You likely wouldn't know it by looking at it, but the first two photos are of a ROOF. A Mansard-style roof, to be exact. And yes, those are leaves and plants growing ON the roof. A Mansard roof is characterized by having very steep slopes/pitch on each side of the house and a flat or nearly flat roof surface which can lend to very spacious attic areas and more living space within the home. However, this style of architecture must be cleaned and cleared of debris on a regular basis especially when surrounded by trees. This particular roof was covered in extensive tree debris, moss, plant growth, and even puddles from a recent rain. This has caused and will continue to cause improper drainage to the gutter, slope blocking, and it adds weight to the surface of the roof. Water/moisture is the NUMBER ONE cause of damage and deterioration for all homes. All water should shed away from the roof surface and foundations. The ponding water on this roof compromises the integrity of the roof structure and during colder months will freeze and thaw, further damaging the roof. These photos were taken during one of my home inspections on a house that was for sale. As you can imagine, this is not an ideal way to showcase a home and it of course led me to problems in the attic as well. This is a perfect example of how home inspections shed light on concerns around the home - whether you are a buyer, seller, or looking for maintenance issues.
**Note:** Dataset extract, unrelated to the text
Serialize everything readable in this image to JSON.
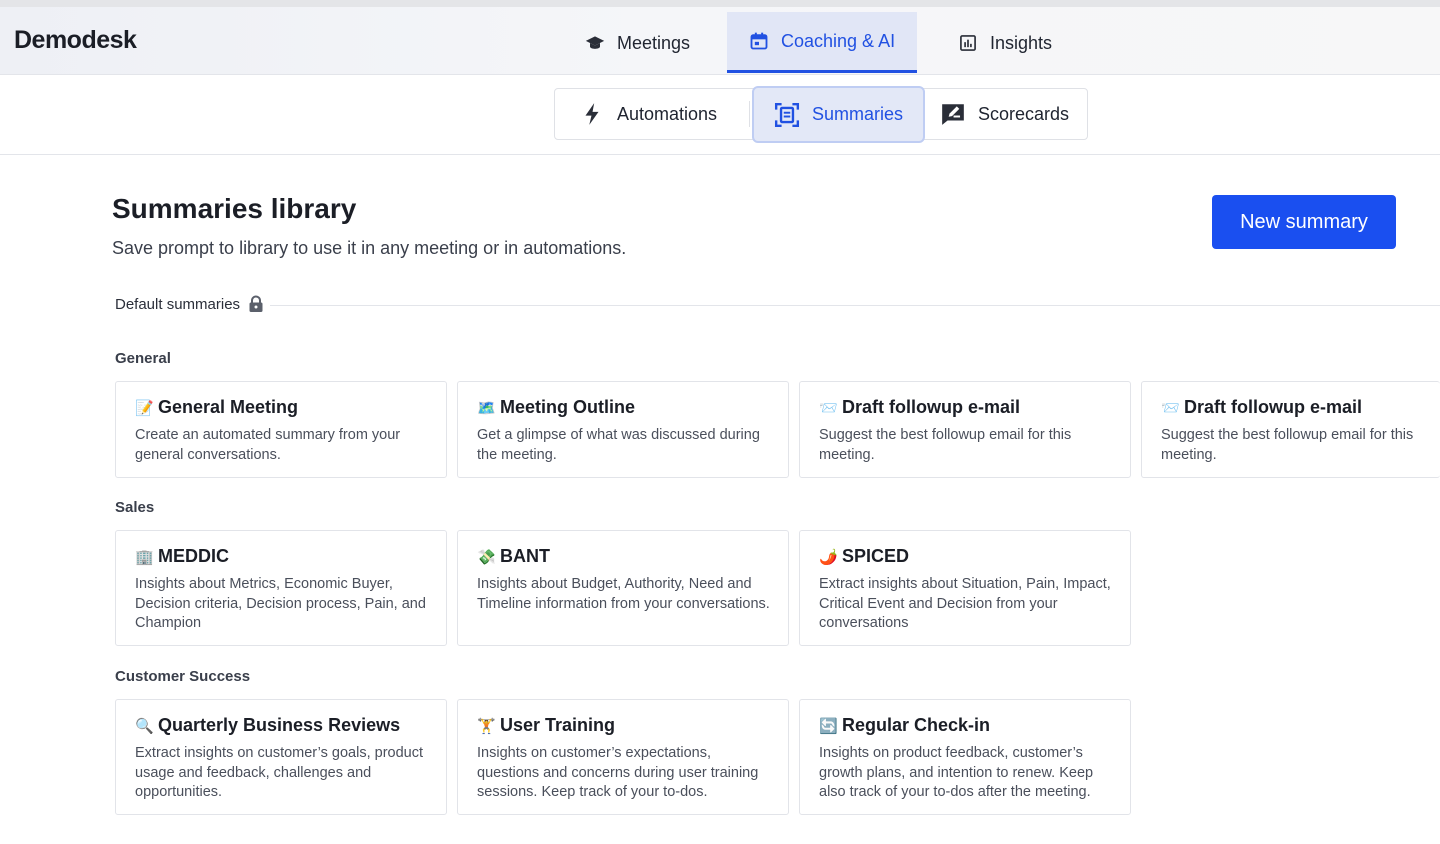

The crawl space is one of the most crucial areas a home inspector should inspect. This particular opening isn't exactly large, but trust us, our inspector Rick has gotten into MUCH smaller spaces (attic openings are especially fun!). A home's crawl space often contains HVAC components, exposed plumbing pipes, insulation, and vapor barriers and/or other encapsulation materials. All of these items should be carefully inspected to ensure they are functioning as intended. Signs of trouble can also be spotted in the foundation and in crawl spaces that are wet and musty - dry is what he's looking for!
Image courtesy of Trevor Holman Photography
NO DIVING ALLOWED - This standing water at the edge of the home's foundation is a big no-no. It can seep into the foundation walls, lead to wood decay, and is a breeding ground for insects. This particular area should be filled in with soil (plant a shrub!), landscaping rocks, or other material to prevent water accumulation.